Intuyó que en su vida era demasiado tarde cuando perdió el asco a limpiar secreciones. Solo entonces intuyó Venecia la inminente condena a envejecer y pudrirse en ese hotel malamuertero, que era, después de todo, lo más parecido a un hogar que había encontrado en dos décadas de exilio bajacaliforniano.
La gente va a los hoteles de paso a secretar, a derramarse y dejar en las sábanas la marca de sus fluidos.
Todo cuerpo humano es un recipiente: de mierda, de sangre, de sudor, de semen, de mocos, de saliva, de vómito. En algún lugar leyó Venecia una frase: “toda secreción humana es indigna” y las sábanas limpiadas por ella son el resumidero a donde va a parar una catarata.
Para Venecia las secreciones son solo desgaste y tedio, una monserga cuya cotidianeidad la ha inmunizado contra el hedor, pues hace años ha dejado de taparse la nariz.
Los primeros días, cuando era una recién llegada a su nuevo trabajo, pensó que la repugnancia sería más fuerte. Todos los derrames posibles cabían en media hora de sexo furtivo. No solo era el semen pringoso sobre la sábana y las huellas de sangre menstrual, sino los sellos marrones de culos cagados y los vómitos de licor barato desparramados sobre la almohada cuando el mazazo de la peda era más fuerte que el deseo.

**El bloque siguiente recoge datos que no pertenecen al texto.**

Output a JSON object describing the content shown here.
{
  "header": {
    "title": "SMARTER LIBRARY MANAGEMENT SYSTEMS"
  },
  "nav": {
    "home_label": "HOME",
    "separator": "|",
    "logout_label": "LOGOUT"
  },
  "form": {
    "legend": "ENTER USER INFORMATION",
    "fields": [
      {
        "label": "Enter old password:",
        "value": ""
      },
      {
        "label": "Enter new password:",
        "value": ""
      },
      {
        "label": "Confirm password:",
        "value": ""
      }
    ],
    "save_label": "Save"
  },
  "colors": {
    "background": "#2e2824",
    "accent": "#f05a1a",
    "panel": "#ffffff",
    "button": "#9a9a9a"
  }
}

Eran las bachas de carrujos agujerando la colcha, las jeringas oxidadas y más tarde, cuando llegó la fiebre cristalera, los focos quemados y la peste a acetona.
Al hotel Bermejillo se va a coger, a derramarse o a morir, o a hacer las tres cosas a la vez: primero drogarse, después coger y al final morir, o drogarse y coger, drogarse y morir o chaquetearse antes del adiós para siempre. Todas las posibilidades caben en esos cuartos que limpia Venecia (se podría decir que el orden de los factores es lo menos importante, pero la muerte, accidental o voluntaria, es logísticamente el último paso) aunque cada vez son más frecuentes los que solo vienen a morirse.